If you are considering adding a Golden retrieverOpens in a new tab. to your family, seek out only reputable breeders. There are many different eye diseases that are genetic in nature.

All breeding dogs should have appropriate DNA testing for genetic eye diseases that are available today.

With testing, this can vastly change the course of goldens that are bred, passing on hereditary eye disease as well as other conditions that your Golden retriever may be predisposed to.

Because of the questions surrounding pigmentary uveitis, this particular condition has no definite guarantee at this time but advances are being made in studying the disease.

Whichever breeder you choose, they should allow you to see their breeding facilities, breeding dogs, puppies, and all records.

If they are a serious breeder with a good reputation they should have excellent records regarding any and all DNA genetic testing they do and all results.
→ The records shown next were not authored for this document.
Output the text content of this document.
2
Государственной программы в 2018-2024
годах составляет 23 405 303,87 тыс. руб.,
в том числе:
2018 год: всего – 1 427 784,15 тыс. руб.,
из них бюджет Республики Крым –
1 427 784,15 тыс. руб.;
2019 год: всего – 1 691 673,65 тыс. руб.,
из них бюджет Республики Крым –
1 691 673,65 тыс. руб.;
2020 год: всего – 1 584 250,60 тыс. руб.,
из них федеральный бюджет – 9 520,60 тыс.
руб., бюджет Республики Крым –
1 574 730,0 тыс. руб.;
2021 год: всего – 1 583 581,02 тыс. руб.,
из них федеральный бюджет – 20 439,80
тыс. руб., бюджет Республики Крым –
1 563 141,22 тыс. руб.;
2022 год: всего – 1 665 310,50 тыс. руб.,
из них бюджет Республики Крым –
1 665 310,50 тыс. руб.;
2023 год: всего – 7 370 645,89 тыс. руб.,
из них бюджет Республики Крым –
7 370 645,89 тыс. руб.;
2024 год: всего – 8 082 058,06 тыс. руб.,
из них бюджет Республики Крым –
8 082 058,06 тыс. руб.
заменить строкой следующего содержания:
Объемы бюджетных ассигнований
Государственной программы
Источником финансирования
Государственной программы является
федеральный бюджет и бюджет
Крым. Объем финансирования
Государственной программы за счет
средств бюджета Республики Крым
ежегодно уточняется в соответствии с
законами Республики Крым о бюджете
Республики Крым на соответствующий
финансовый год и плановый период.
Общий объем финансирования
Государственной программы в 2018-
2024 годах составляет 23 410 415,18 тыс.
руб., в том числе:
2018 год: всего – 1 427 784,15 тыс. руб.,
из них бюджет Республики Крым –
To ensure your golden retriever’s good eye health, make sure they are receiving the proper nutrition and also keep up with all of your pup’s very important wellness visits to their veterinarian.

Many of the symptoms of conditions and diseases listed above are similar so if you spot anything at all out of the ordinary or your pup seems to have watery, red eyes all the time, head to their veterinarian.

if any eye problems crop up, they can be identified, diagnosed, and treated promptly so your golden retriever has a bright future with bright eyes!